His crimes were not morally right and his entire followers were punished, but he got his view out there as morally right in Germany.
Mill's is in no way similar to Hitler, but I referenced how their outlooks are expressed in some form. Mills view factored in the many things that affect Utilitarianism from pleasures, consciences, and down to moral standards. "Of two pleasures, if there be one to which all or almost all who experience of both give a decided performance, irrespective of any feeling of moral obligation to prefer it, that is the more desirable pleasure" (Utilitarianism. Pg.8). Summing it up, one can do what is morally right for themselves based on the feeling it gives them regardless of good or bad. It shows moral standards are formed more based on the appetite of the pleasure than its ethics.

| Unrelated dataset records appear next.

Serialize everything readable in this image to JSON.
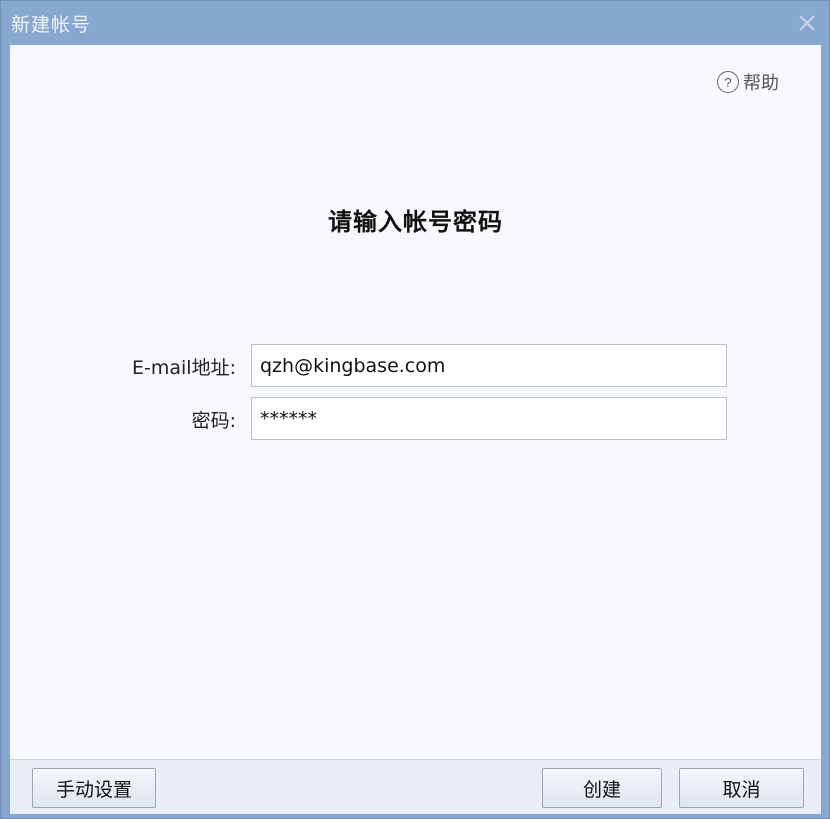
{
  "window": {
    "title": "新建帐号"
  },
  "help": {
    "icon": "?",
    "label": "帮助"
  },
  "heading": "请输入帐号密码",
  "form": {
    "email_label": "E-mail地址:",
    "email_value": "qzh@kingbase.com",
    "password_label": "密码:",
    "password_value": "******"
  },
  "buttons": {
    "manual": "手动设置",
    "create": "创建",
    "cancel": "取消"
  },
  "colors": {
    "titlebar": "#88a7d0",
    "content_bg": "#f6f8fc"
  }
}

The conscience is defined as the consciousness of the moral right and wrong of one's own acts or motives. Mill's carried on this subject about conscience, "But is utility the only creed which is able to furnish us with excuses for evil-doing and means of cheating our own conscience?" (Utilitarianism. Pg.25). That gives insight on how Hitler executed his plan of killing millions and with no remorse, perhaps using utility as though it was necessary to kill the Jews for Germany's well-being and thus lying to his morals and conscience. .

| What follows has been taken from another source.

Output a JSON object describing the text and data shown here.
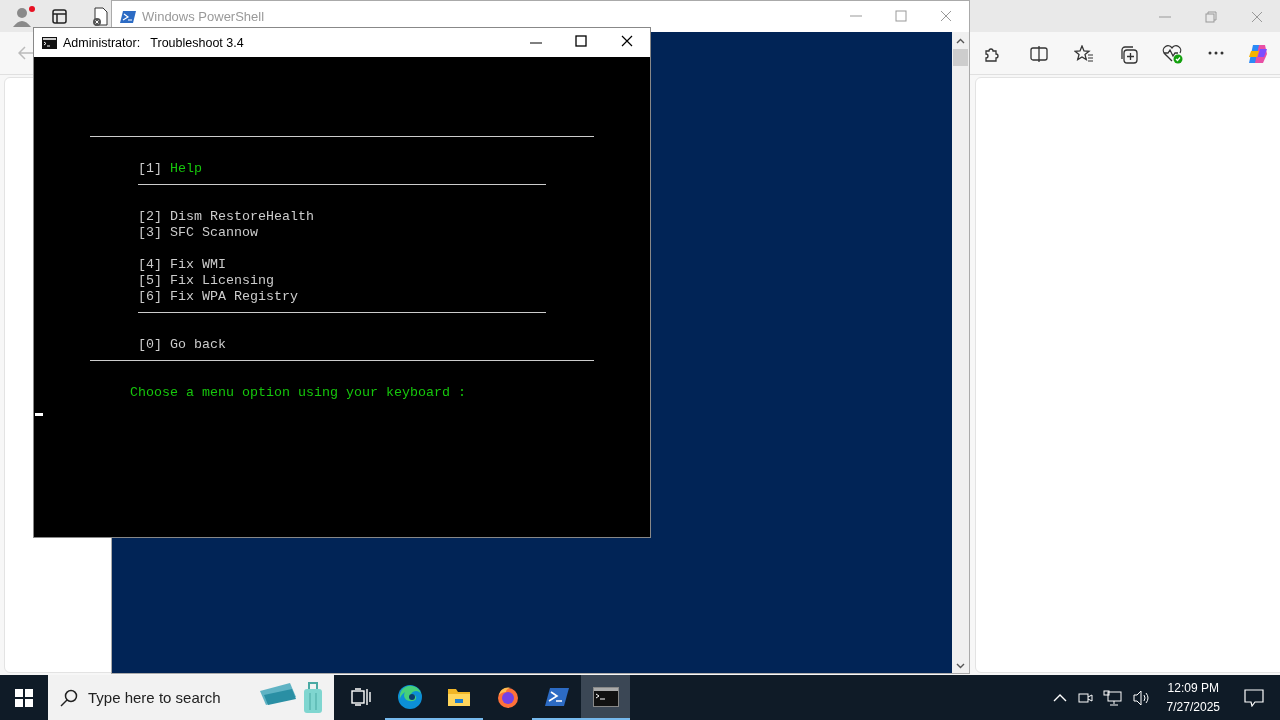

He then went into the moral standards and how it all comes into work together. The moral standard is set in a society and a person has to adopt it. The person ways options out to accept it and decide for themselves. "He says to himself, I feel that I am bound not to rob or murder, betray or deceive; but why am I bound to promote the general happiness? If my own happiness lies in something else, why may I not give that the preference?" (Utilitarianism. Pg.27). This plays heavily on a person's pleasures and conscience to do what is morally right and yet get a good feeling pleasure from it.